Social partnership can mean different things in many countries, or very little at all in others. The concept resonates most in continental Europe, where a tripartite framework of social-market capitalism has taken root since the second world war, in which corporatist decision-making involving government, labour and employer voices is entrenched.
At the ‘commanding heights’ of the economy, there is sometimes state or regional government ownership of key companies or collective wage bargaining in industrial sectors. Key institutions like the Social and Economic Council in the Netherlands can be instrumental in setting and guiding aspects of social policy, including workplace pensions.
At micro level, social partnership embraces worker representatives on boards, works councils and social-partner-driven pension funds.
For the concept to work, social partnership needs effective representation of both workers and employers, with trade unions and traditional employer associations acting as the ‘voice’ of their constituencies.
But the broad decline in union membership across the continent and the membership crisis in the UK’s Confederation of British Industry threaten to undermine the status of those bodies and their licence to ‘speak’ for the constituency they represent (or in many cases don’t represent at all).
In today’s workplace, career breaks, frequent employer changes and self-employment are common. Traditional models of employment – a male working for decades at the same company – have long broken down, to the extent that it no longer makes sense even to talk of traditional working patterns.
Recently, changing labour markets have boosted employment levels and wage-bargaining power, but this does not necessarily imply a resurgence in social partnership or that collective decision-making will increase in relevance.
At the recent conference of the Brussels-based European Association of Paritarian Institutions (AEIP), delegates discussed the future role of the social partners in pensions.

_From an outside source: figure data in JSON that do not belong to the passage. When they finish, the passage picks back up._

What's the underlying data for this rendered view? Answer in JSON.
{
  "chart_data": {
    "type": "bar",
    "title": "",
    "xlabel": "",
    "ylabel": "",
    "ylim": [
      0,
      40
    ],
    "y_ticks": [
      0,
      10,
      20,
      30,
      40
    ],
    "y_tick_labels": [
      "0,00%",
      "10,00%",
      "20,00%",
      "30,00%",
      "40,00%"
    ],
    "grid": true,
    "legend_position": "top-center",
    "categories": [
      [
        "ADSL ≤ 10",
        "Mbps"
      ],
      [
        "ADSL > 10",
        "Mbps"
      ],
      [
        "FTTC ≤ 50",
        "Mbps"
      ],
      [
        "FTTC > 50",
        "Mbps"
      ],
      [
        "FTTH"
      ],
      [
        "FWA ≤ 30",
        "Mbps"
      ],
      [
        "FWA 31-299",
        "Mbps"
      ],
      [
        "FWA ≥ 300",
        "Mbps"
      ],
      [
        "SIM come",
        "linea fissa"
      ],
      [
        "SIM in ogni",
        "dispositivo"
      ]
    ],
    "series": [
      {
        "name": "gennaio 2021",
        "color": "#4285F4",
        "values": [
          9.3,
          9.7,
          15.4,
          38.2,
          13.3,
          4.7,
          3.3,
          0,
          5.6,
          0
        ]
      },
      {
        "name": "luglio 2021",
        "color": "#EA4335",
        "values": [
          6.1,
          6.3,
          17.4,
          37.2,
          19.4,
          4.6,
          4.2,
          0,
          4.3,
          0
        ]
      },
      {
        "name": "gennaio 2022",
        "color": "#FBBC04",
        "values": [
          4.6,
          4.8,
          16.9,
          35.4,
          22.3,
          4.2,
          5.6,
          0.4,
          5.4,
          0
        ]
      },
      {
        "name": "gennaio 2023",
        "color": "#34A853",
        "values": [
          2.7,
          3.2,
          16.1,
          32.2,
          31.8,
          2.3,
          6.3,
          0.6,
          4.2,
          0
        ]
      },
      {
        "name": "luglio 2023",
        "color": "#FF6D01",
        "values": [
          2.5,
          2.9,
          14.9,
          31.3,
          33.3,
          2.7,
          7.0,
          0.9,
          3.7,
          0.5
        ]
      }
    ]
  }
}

This is far from clear.
Changes in the nature of employment, combined with pension reforms, the rise of defined contribution pensions and the attitude of unions all conspire to challenge the positive role social partners can play in workplace pensions.
In the Netherlands, although the winning party of Geert Wilders wants to scrap the new pension law completely, the New Social Contract party has openly questioned one of the central tenets of the new pension system, the transfer of accrued benefits to a DC system. Some would prefer ‘grandfathering’ of the accrued rights and to start afresh with future accrual in a DC pension.
This would be much simpler but many think it would undermine the social solidarity aspects of the planned new system.
In any case, there is no participation route for the Dutch self-employed in the second-pillar pension model.
Germany’s IG Metall, the trade union representing 2.2m workers in the metal sector, has rejected the government’s ‘social partner’ defined contribution pensions model. The metal sector in Germany already offers a well-regarded social-partner run pension scheme for employees, called MetallRente).
The rejection by a leading German union of such an important part of the government’s pension saving architecture is a blow.
Numerous examples demonstrate that social partners can play a key role in creating and shaping good pension institutions – well run and embedding the interests of members in a not-for-profit framework. But across Europe, there has been a remarkable failure of imagination in many countries in expanding the role of social partners in pensions.
If social partners cannot or will not help boost second-pillar pensions, the state has traditionally acted as a guarantor of retirement income through the state system and the private sector has provided third-pillar products. Or employers offer their own pensions and savings schemes.
State pension benefits are likely to diminish as a combination of budgetary and demographic pressures constrain first-pillar pension systems. And private pension and savings are often expensive and hard to tailor to specific employment groups and cohorts.
In some cases, such as with the self-employed, workers may have to find new ways to ‘represent’ themselves. But that is exactly what groups of self-interested workers did in the nineteenth century when they set up not only trade unions but a social infrastructure of mutual lenders and Co-operative societies.
And if traditional social partners do not carve a niche for themselves in key areas of workplace welfare, they may well find themselves carved out completely.